To file:///tmp/bare.git
   8388e88..7498003  master -> master

Solution 3:

This is a python version of pre-receive, which took me a while to finish, hope it could help others. I mainly use it with Trac, but it could be easily modified for other purposes.

I have also put down the instructions to modify back the historical commit message, which is a little more complicated than I thought.

#!/usr/bin/env python
import subprocess

import sys 
import re

def main():
    input  = sys.stdin.read()
    oldrev, newrev, refname = input.split(" ")
    separator = "----****----"


    proc = subprocess.Popen(["git", "log", "--format=%H%n%ci%n%s%b%n" + separator, oldrev + ".." +  newrev], stdout=subprocess.PIPE)
    message = proc.stdout.read()
    commit_list = message.strip().split(separator)[:-1] #discard the last line

    is_valid = True

    print "Parsing message:"
    print message

    for commit in commit_list:
        line_list = commit.strip().split("\n")
        hash = line_list[0]
        date = line_list[1]
        content = " ".join(line_list[2:])
        if not re.findall("refs *#[0-9]+", content): #check for keyword
            is_valid = False

    if not is_valid:
        print "Please hook a trac ticket when commiting the source code!!!" 
        print "Use this command to change commit message (one commit at a time): "
        print "1. run: git rebase --interactive " + oldrev + "^" 
        print "2. In the default editor, modify 'pick' to 'edit' in the line whose commit you want to modify"
        print "3. run: git commit --amend"
        print "4. modify the commit message"
        print "5. run: git rebase --continue"
        print "6. remember to add the ticket number next time!"
        print "reference: http://stackoverflow.com/questions/1186535/how-to-modify-a-specified-commit"

        sys.exit(1)

main()

Solution 4:

You need made a script on your pre-receive.

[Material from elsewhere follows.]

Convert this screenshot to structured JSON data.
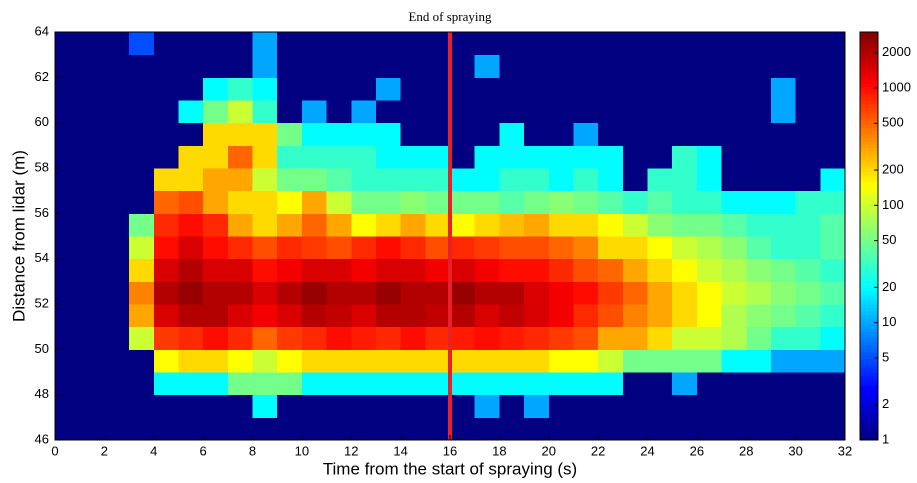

In this script you receive the old and new revision. You can check all commit and return false if one of this is bad.

Solution 5:

You didn't mention what is your bug tracker, but if it is JIRA, then the add-on named Commit Policy can do this for without any programming.

You can set up a commit condition which requires the commit message to match a regular expression. If it doesn't, the push is rejected, and the developer must amend (fix) the commit message, then push again.